Bug 3772 - [XSLT 2.0] function-available cannot be used to detect extension functions
Summary: [XSLT 2.0] function-available cannot be used to detect extension functions
Status: CLOSED FIXED
Alias: None
Product: XPath / XQuery / XSLT
Classification: Unclassified
Component: XSLT 2.0 (show other bugs)
Version: Candidate Recommendation
Hardware: PC Windows XP
: P2 normal
Target Milestone: ---
Assignee: Michael Kay
QA Contact: Mailing list for public feedback on specs from XSL and XML Query WGs
URL:
Whiteboard:
Keywords:
Depends on:
Blocks:
 
Reported: 2006-09-27 07:15 UTC by Colin Adams
Modified: 2006-10-24 10:47 UTC (History)
0 users

See Also:


Attachments

Description Colin Adams 2006-09-27 07:15:11 UTC
Section 18.1.1 claims that function-available() :
"can be used with the [xsl:]use-when attribute (see 3.12 Conditional Element Inclusion) to explicitly control how a stylesheet behaves if a particular extension function is not available."

But this appears not to be the case to me.
The static context at use-when time will not include the extension functions (unless the implementor has decided that 1 or more of them should be added to the in-scope functions. I assume that this is to make them available for evaluating use-when expressions, so many (all, I would have thought - certainly in the case of my implementation that is so) extension functions will not be present.

So function-available() will return false for these functions, even though they will be available at compile-time proper, and at runtime.

This makes function-available() completely useless within use-when expressions (the set of extension functions available at use-when processing time can be determined by calling system-property('xsl:vendor') and system-property('xsl:product-version').

I think that simply looking at the in-scope functions is not what function-available() should do - it should look at all the core and XSLT-added XPath functions, plus all the extension functions that will be available at compile-time proper (or runtime), and return true or false accordingly.
Comment 1 Michael Kay 2006-09-27 10:20:47 UTC
I think the spec makes an unstated assumption that an extension function is present in the static context for use-when if and only if it is present in the static context for the relevant part of the stylesheet. We should state this assumption.

Suggested wording: in 3.12, in the table for static context components, in the entry for in-scope functions, change "an implementation-defined set of extension functions" to "the set of extension functions that are present in the static context of every XPath expression (other than a use-when expression) within the content of the element that is the parent of the use-when attribute".

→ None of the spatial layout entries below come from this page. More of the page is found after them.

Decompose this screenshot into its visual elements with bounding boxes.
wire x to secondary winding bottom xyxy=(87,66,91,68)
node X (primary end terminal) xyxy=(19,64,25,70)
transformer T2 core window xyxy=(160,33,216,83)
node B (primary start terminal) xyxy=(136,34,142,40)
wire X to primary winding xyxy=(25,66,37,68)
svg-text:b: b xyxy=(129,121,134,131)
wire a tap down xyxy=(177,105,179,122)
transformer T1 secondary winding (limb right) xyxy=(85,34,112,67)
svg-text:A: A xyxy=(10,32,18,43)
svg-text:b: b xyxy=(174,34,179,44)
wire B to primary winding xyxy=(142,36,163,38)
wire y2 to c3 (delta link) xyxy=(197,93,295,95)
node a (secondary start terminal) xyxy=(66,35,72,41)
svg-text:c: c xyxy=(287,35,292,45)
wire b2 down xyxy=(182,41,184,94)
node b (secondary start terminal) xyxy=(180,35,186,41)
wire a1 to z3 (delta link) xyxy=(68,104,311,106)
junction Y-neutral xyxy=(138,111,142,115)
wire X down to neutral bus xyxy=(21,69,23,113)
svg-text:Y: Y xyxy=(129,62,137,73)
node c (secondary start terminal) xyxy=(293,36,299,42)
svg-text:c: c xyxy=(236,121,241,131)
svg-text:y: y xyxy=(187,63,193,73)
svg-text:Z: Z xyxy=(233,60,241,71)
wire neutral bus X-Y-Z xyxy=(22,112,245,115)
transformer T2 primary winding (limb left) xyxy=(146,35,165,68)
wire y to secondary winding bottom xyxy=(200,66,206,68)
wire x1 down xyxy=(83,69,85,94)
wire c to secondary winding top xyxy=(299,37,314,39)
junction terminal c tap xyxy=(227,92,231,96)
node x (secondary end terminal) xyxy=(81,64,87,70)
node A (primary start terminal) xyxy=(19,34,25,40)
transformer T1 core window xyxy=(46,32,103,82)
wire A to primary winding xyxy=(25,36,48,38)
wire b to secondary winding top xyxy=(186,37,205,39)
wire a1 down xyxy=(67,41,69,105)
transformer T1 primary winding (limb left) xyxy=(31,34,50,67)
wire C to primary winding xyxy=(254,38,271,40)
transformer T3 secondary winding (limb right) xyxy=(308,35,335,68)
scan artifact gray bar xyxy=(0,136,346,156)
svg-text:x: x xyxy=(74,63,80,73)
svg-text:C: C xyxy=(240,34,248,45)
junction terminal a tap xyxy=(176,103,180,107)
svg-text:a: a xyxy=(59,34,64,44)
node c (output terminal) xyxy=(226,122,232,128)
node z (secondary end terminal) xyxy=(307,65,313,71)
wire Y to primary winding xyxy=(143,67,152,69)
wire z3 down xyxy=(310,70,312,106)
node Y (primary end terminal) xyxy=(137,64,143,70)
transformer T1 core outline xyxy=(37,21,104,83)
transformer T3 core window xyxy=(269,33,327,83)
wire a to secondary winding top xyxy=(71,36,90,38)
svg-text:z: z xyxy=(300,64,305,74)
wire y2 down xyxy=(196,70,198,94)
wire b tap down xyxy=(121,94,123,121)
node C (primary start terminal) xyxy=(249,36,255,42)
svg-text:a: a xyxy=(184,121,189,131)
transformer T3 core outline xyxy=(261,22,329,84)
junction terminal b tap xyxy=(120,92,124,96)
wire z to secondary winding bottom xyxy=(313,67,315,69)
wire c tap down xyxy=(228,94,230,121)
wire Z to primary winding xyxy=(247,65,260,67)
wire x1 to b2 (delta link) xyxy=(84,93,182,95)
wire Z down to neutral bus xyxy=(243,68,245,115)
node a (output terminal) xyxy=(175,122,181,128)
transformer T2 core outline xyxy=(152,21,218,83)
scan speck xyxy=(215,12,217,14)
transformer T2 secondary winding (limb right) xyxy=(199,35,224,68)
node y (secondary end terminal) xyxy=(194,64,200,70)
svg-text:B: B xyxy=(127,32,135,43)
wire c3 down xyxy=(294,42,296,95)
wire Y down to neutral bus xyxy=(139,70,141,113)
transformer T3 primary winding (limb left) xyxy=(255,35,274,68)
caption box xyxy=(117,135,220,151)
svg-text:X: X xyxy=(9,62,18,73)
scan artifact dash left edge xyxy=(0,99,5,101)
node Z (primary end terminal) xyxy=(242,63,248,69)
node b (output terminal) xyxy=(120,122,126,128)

Also add a note: this ensures that function-available returns true in respect of extension functions that can be called within the scope of the use-when attribute. It also has the effect that these extension functions will be recognized within the use-when attribute itself; however, the fact that a function is available gives no guarantee that a call on the function will succeed.
Comment 2 Michael Kay 2006-10-24 10:46:50 UTC
The change proposed in comment #1 was agreed by the WG on 4 Oct 2006. The spec has now been updated and the bug will therefore be closed.